Otto università tedesche partecipano alla competizione inventata da Audi per stimolare la ricerca sulle auto a guida autonoma.



Con un primo premio di 10.000 euro, si svolgerà per la terza volta il 15 e 16 novembre a Ingolstadt la Audi Autonomous Driving Cup riservata ai giovani talenti della robotica, dell'ingegneria e del software provenienti da otto istituti universitari tedeschi. Al confine tra il gioco e la ricerca, la competizione vedrà gli otto team sfidarsi in una gara tra modellini di Audi a guida autonoma in scala 1:8.

Le miniauto senza conducente montano a bordo una versione base dell'hardware e del software che Audi monta a bordo delle sue auto con sistemi di assistenza alla guida evoluti: sensori a ultrasuoni, telecamera 3D, telecamera posteriore e scheda video NVIDIA. "Il setup dei sensori e il computer contenuti in questi modelli sono essenzialmente gli stessi di una automobile di produzione", afferma Florian Knabl, a capo della divisione Software Development Tools and Methods di Audi Electronics Venture GmbH.

Utilizzando questa base per la guida autonoma comune a tutti, gli otto team dovranno sviluppare il software di gestione e sfidarsi in una corsa in cui vince l'auto a guida autonoma più veloce, ma che rispetta le regole di circolazione e di sicurezza.

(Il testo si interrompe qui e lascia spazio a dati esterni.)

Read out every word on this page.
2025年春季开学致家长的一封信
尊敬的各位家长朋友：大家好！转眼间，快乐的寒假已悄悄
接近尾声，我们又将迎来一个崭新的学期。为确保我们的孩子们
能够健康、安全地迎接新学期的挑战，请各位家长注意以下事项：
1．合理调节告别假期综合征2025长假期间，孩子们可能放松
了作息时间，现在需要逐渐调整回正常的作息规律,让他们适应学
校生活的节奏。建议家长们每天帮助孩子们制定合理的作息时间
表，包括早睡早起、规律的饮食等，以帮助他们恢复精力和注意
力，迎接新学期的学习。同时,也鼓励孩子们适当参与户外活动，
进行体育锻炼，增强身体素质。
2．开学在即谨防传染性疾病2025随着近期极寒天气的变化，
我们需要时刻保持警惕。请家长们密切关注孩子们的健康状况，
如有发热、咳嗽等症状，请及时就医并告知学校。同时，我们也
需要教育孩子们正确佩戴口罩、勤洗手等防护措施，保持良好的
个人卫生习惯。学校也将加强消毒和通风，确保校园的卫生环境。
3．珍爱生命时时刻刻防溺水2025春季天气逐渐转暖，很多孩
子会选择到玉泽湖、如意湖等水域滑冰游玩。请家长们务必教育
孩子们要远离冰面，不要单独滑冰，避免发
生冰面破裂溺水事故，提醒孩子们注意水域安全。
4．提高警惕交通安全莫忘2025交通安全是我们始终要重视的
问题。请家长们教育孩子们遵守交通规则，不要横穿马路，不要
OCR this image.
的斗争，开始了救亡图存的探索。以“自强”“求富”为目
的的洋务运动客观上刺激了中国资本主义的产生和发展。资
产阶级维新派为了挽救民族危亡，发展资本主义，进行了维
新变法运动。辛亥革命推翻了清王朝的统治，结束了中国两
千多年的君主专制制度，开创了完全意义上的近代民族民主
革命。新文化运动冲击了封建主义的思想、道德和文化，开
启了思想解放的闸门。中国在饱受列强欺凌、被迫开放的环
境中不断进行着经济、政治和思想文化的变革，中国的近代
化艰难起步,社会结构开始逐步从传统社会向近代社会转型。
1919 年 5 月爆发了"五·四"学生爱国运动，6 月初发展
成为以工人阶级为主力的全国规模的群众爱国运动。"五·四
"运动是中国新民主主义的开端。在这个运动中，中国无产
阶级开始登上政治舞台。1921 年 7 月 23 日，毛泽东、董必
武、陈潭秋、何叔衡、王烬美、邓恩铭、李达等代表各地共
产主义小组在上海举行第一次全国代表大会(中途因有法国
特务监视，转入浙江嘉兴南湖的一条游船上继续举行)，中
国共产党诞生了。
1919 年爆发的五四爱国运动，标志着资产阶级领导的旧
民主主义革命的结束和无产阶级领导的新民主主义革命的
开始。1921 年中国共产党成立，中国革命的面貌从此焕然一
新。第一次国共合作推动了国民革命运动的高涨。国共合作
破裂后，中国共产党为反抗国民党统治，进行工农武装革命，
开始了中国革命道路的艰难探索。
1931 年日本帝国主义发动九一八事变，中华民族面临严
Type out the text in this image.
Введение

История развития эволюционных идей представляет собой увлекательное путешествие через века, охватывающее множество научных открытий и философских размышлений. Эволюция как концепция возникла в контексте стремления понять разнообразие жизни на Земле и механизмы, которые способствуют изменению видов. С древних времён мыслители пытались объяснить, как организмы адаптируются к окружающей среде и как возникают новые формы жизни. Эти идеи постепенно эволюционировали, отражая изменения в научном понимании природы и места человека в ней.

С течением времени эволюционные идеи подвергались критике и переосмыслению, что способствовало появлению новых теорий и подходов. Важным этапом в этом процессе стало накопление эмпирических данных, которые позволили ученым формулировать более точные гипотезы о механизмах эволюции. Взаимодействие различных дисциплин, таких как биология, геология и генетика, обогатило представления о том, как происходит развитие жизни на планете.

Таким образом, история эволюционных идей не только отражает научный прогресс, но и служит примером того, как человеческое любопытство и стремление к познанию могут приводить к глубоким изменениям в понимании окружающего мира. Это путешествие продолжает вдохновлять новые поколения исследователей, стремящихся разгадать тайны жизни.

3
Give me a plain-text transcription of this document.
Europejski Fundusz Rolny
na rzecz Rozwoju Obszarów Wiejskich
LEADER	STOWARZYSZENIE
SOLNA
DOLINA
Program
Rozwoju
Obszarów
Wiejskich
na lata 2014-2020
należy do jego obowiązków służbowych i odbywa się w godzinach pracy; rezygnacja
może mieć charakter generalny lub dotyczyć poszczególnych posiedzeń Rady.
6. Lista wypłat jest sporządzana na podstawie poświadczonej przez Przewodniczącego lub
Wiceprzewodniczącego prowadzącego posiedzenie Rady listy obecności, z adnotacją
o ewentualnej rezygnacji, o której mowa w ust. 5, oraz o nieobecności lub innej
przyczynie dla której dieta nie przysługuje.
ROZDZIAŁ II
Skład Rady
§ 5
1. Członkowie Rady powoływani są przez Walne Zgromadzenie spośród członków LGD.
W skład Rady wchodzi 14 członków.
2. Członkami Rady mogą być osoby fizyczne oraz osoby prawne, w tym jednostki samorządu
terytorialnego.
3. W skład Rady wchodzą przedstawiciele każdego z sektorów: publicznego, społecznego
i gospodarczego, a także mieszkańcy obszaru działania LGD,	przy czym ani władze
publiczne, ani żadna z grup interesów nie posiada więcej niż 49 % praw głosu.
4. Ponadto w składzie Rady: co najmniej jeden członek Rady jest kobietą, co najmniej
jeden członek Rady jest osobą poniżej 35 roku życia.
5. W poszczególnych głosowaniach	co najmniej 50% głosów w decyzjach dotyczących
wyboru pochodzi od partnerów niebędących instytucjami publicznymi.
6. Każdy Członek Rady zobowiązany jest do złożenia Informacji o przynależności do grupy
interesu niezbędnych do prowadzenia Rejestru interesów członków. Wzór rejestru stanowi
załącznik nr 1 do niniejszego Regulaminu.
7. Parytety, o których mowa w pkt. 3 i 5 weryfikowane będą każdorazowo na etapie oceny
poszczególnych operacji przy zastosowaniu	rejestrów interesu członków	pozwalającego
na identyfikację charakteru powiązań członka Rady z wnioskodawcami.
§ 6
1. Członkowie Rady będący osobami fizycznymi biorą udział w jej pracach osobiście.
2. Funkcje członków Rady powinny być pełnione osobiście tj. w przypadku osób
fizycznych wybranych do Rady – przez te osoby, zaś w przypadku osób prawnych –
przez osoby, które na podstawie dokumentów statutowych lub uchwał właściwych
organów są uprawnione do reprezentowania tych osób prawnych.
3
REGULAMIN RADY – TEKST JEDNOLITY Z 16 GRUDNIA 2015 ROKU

Le otto macchine dovranno evitare gli ostacoli autonomamente, negoziare le precedenze agli incroci senza fare incidenti e seguire il veicolo che precede rispettando la distanza di sicurezza. Non mancano i pedoni, a cui si dovrà dare la precedenza, e la segnaletica stradale temporanea, che deve essere riconosciuta e rispettata in tempo reale anche se non coincide con la mappa del percorso.

Mappa sviluppata da HERE, una delle società leader nella fornitura di software per la navigazione digitale e i servizi basati sulle mappe.


Il vincitore della Audi Autonomous Drive Cup 2017 sarà stabilito in tre passaggi. Prima di tutto i modellini dovranno far vedere cosa sanno fare "in strada" in una sorta di gara di regolarità. Poi ogni team dovrà spiegare agli ingegneri Audi quanti e quali sviluppi del software di base ha messo in atto per far muovere correttamente l'auto. Infine le auto si sfideranno sul circuito tutte insieme.

Al team vincitore spetterà un assegno da 10.000 euro, al secondo classificato 5.000 e al terzo 3.000. Ma la vera opportunità per gli studenti sarà quella di entrare a contatto con gli ingegneri Audi e di mettersi in mostra in maniera pratica e non solo teorica, in un settore che sta per esplodere e che darà, a breve, molto lavoro alle menti più luminose.